Winston results in flood of kava onto Fiji market
As a result of cyclone Winston Fiji's kava growers are being forced to bring all their crop to market.
Growers of kava in Fiji are flooding the market with their goods as Cyclone Winston uprooted their plants, forcing them to harvest.
On Taveuni, Fiji's 'garden island' famous for its rich volcanic soil, kava, or 'yaqona' growers supply some of the most wanted kava varieties to the rest of the country.
Alex Perrottet was on Taveuni and spoke to local farmers.
ALEX: "We're just climbing this mountain with a big cross on top, just to have a better view of what was Lavena village. Petero, what do you do for a living?"
PETERO: "I'm a farmer."
AP: "You're a farmer, and what do you farm?"
AP: "Yaqona. And what will you do now for some income?"
PETERO: "Just harvest my yaqona now."
AP: "People say bad things about the grog but without it, half of you wouldn't have a livelihood."
PETERO: "Yeah, that's what's most us, our source of income. Most of the yaqona, we just sell it in Fiji."
AP: "And where do you sell it?"
PETERO: "There's plenty of middle men who buys yaqona, from Viti Levu and the capital city."
AP: "And it comes all the way from Taveuni to Suva?"

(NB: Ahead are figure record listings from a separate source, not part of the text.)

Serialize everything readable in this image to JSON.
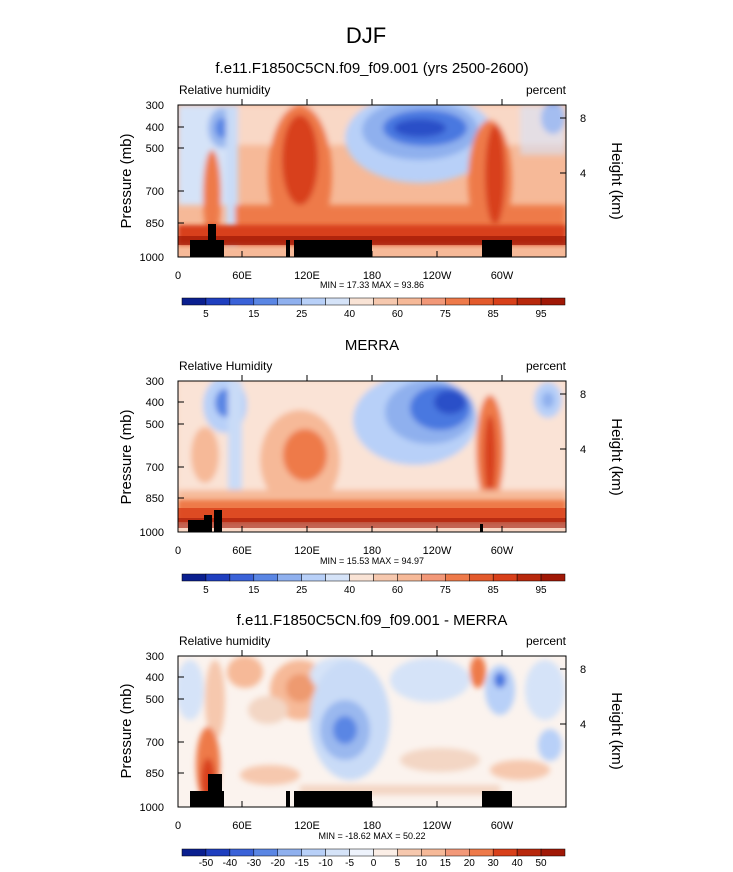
{
  "page_title": "DJF",
  "colors": {
    "blue_dark": "#0a1f8f",
    "blue_mid": "#4a78e0",
    "blue_light": "#b8d0f8",
    "neutral": "#f7e6dc",
    "peach": "#f6b998",
    "orange": "#ee7a4a",
    "red": "#d8401a",
    "red_dark": "#a01806",
    "terrain": "#000000"
  },
  "chart_data": [
    {
      "type": "heatmap",
      "title": "f.e11.F1850C5CN.f09_f09.001 (yrs 2500-2600)",
      "left_label": "Relative humidity",
      "right_label": "percent",
      "ylabel": "Pressure (mb)",
      "ylabel_right": "Height (km)",
      "yticks": [
        "300",
        "400",
        "500",
        "700",
        "850",
        "1000"
      ],
      "yticks_right": [
        "8",
        "4"
      ],
      "xticks": [
        "0",
        "60E",
        "120E",
        "180",
        "120W",
        "60W"
      ],
      "stats": "MIN = 17.33  MAX = 93.86",
      "colorbar_labels": [
        "5",
        "15",
        "25",
        "40",
        "60",
        "75",
        "85",
        "95"
      ],
      "zlim": [
        17.33,
        93.86
      ]
    },
    {
      "type": "heatmap",
      "title": "MERRA",
      "left_label": "Relative Humidity",
      "right_label": "percent",
      "ylabel": "Pressure (mb)",
      "ylabel_right": "Height (km)",
      "yticks": [
        "300",
        "400",
        "500",
        "700",
        "850",
        "1000"
      ],
      "yticks_right": [
        "8",
        "4"
      ],
      "xticks": [
        "0",
        "60E",
        "120E",
        "180",
        "120W",
        "60W"
      ],
      "stats": "MIN = 15.53  MAX = 94.97",
      "colorbar_labels": [
        "5",
        "15",
        "25",
        "40",
        "60",
        "75",
        "85",
        "95"
      ],
      "zlim": [
        15.53,
        94.97
      ]
    },
    {
      "type": "heatmap",
      "title": "f.e11.F1850C5CN.f09_f09.001 - MERRA",
      "left_label": "Relative humidity",
      "right_label": "percent",
      "ylabel": "Pressure (mb)",
      "ylabel_right": "Height (km)",
      "yticks": [
        "300",
        "400",
        "500",
        "700",
        "850",
        "1000"
      ],
      "yticks_right": [
        "8",
        "4"
      ],
      "xticks": [
        "0",
        "60E",
        "120E",
        "180",
        "120W",
        "60W"
      ],
      "stats": "MIN = -18.62  MAX = 50.22",
      "colorbar_labels": [
        "-50",
        "-40",
        "-30",
        "-20",
        "-15",
        "-10",
        "-5",
        "0",
        "5",
        "10",
        "15",
        "20",
        "30",
        "40",
        "50"
      ],
      "zlim": [
        -18.62,
        50.22
      ]
    }
  ]
}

PETERO: "Yeah, that's right. More people need yaqona, before the hurricane, there's not much yaqona. Much dealer, coming around to buy yaqona, that's why there's a small measure of yaqona around."
AP: "Are you saying there's a higher demand now, after the cyclone?"
PETERO: "After a few months, there will be higher demand, but now there's plenty of yaqona, harvesting of yaqona after the hurricane..."
AP: "So you're saying because the cyclone broke the plants then you have to harvest it now?"
PETERO: "Right, yes we have to harvest it."
AP: "You have no other choice?"
PETERO: "No other choice, we have to replant, harvest now, and replant, that's what we are doing now."
Petero Mere is one of many harvesters with sliced pieces of kava root drying on corrugated iron all over Taveuni. His wife, Kelera, who runs the local tourist attraction, the Lavena Coastal Walk and Lodge, says at least kava, being a root, can be sold, unlike the fields of ruined fruit. She says it's time to start again.
KELERA: "So that's all the kava. Kava is one of the main sources of income for the village. And here they are all destroyed also."
ALEX: "And here they are just starting again to dry it out."
KELERA: "Yes, we are going to start it again because if we leave it for another one week, the thing damaged. So even the men are starting to plant, because all the foods we depend too, all destroyed also."
The Nature's Way Cooperative, based in Nadi, helps farmers prepare their crops for export. Kyle Stice was assessing the damage in the Western Division, where crops were totally wiped out north of Lautoka, but some were salvaged in Nadi and many more in Sigatoka. He explains that the speed of the cyclone and its lack of flooding rains mitigated the damage.
KYLE STICE: "...This was a fast-moving cyclone which means that the rain didn't stick around long enough to cause intense flooding so in that case we were very very fortunate. Not only the flooding, but even if we had had another six or eight hours of rain, the saturation point in the soil would have been such that the wind that we did experience would have knocked down a lot more trees, so we can say for these areas, Sigatoka, Nadi it was a dry cyclone..."
But on the other side of the country in the northern and eastern islands, the cyclone was more intense, and brought with it storm surges and tidal waves. Whole islands look like they've been burned by the salt water and wind. Apart from the short and stocky pineapple, in Taveuni, all crops are gone, and villagers are praying that tourists continue to visit so they have something to live on. But at least, in the months to come, more and more dealers are due to return to Taveuni to purchase the island's now famous 'Winston' crop of kava.